A atriz francesa Brigitte Bardot morreu neste domingo (28) aos 91 anos. Desde a década de 1970, ela vivia uma aposentadoria reclusa na Riviera Francesa e se dedicava à defesa dos direitos dos animais. Durante as raras aparições públicas e entrevistas, também chamou atenção pela afinidade com a ultradireita do país.
Em 1992, Brigitte Bardot se casou com Bernard d’Ormale, antigo conselheiro do partido de ultradireita Frente Nacional, que depois foi renomeado como União Nacional.
Mais tarde, ela apoiou publicamente os líderes do partido, Jean-Marie Le Pen e a sua filha Marine Le Pen.
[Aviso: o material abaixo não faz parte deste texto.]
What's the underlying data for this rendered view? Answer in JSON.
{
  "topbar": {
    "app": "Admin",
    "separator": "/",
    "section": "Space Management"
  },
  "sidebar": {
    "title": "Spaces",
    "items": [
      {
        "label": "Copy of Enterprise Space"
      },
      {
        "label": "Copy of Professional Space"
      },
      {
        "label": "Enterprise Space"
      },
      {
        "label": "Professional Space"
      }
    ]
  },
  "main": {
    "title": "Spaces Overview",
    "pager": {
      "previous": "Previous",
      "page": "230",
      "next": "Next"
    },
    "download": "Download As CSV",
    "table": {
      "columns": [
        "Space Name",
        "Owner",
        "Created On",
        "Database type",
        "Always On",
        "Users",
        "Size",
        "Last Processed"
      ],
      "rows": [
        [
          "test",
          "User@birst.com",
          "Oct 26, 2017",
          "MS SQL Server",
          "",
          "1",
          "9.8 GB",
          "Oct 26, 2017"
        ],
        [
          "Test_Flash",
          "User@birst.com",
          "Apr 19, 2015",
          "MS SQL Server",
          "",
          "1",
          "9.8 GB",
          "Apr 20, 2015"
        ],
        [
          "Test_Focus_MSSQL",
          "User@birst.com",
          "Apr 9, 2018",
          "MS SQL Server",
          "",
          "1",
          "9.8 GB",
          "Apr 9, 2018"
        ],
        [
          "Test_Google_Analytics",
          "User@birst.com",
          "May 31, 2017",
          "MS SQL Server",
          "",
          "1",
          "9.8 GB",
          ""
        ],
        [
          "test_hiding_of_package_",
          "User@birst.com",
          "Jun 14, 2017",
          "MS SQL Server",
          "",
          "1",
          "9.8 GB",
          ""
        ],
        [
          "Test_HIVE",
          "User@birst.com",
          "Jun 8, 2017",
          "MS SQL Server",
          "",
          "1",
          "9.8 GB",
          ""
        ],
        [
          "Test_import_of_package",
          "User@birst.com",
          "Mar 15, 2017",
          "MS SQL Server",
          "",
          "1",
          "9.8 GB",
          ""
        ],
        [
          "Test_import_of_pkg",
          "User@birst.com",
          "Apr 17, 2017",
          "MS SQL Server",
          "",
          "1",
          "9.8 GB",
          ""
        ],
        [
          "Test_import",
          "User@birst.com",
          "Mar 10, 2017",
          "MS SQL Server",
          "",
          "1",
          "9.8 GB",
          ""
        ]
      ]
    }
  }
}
Brigitte chegou a chamar Marine Le Pen de “a Joana D’Arc do século 21”.
O presidente do União Nacional, Jordan Bardella, lamentou a morte de Bardot neste domingo (28), pontuando que ela personificou uma ideia de coragem e liberdade.
“O povo francês perde hoje a Marianne que tanto amou e cuja beleza encantou o mundo. Brigitte Bardot era uma mulher de coração, convicção e caráter”, disse Bardella.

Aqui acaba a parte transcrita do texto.